I really like the checklist form you created for the SOW. I would love to see a full version of that if you still have it! Thanks.

 Thanks Duane and sure thing. I'll DM you and send a colleague request (we have to be colleagues to share docs).

@Andy Whitcomb If step 4 is where you feel you messed up, you could give say 10% of the budget upfront for materials purchase. Then payout when certain milestones are met (ie. 100% complete on rooms or line items, not perceived progress). You can also incentivize when they come in under budget and ahead of time as well. David Greene has a great process outline in the BRRRR book. Withhold the final payment (say 25-30%) until the work is completed and fully signed off on. Have all of this in writing on the itemized bid, then there isn't a question on what is to be done.

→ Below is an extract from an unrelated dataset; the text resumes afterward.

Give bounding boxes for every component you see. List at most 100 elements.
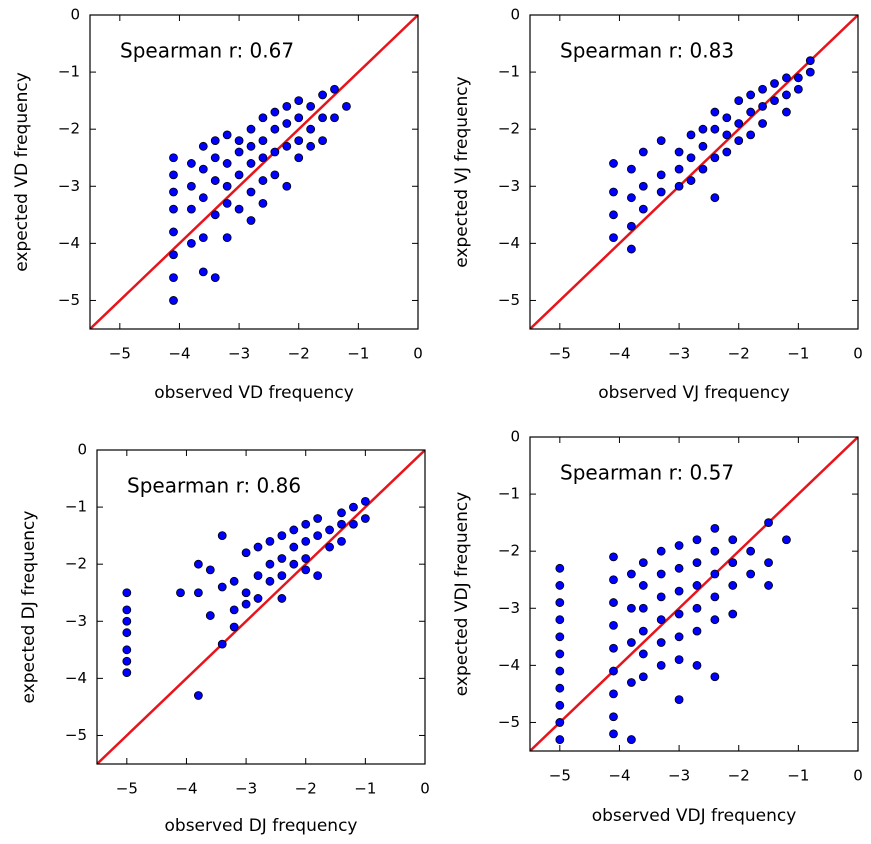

@Andrew Syrios I have J. Scotts book on estimating rehab costs arriving today, I'll also check out his book on flipping houses. I haven't read any of his books yet, but I know he's a smart guy with some great systems, so I'm excited to see what wisdom I can glean from those books.

@Whitney Hutten Thank you for your comments, you've helped me to sort out where I'm going wrong and where I need to focus my energies. It's really about being intentional and proactive rather than reactive. Usually my projects go like: "Ok, i just closed on a new property, now I need to find a contractor last minute..." and of course the guy available last minute is not the best. This all goes way smother and according to plan if you take the time to do things in the right order. 

Here is my revised list of steps for a successful rehab:

1. Get inspection during due diligence

2. Create s.o.w. from inspection report

3. Get a GOOD GC to create a bid based on the s.o.w. and agree to MY progress payment/deposit terms, included in the signed bid.

4. GC gets progress payments for work that is completed at certain intervals per the terms written in the bid.

I'll check out David Greene's BRRRR book as well. Thanks again for your help!

@Andy Whitcomb Looks great. I'd add in 1 step before #1 (if you have time), have a qualified professional (ideally a contractor) walk the property with you to give you an idea of what you are in for before you put in the offer as far as budget. This might cost you $100 or so for their time. A realtor or PM with a rehab background could possibly eyeball this as well. But that way you have a general sense before you offer if it's something to go for. It's all about learning and adjusting!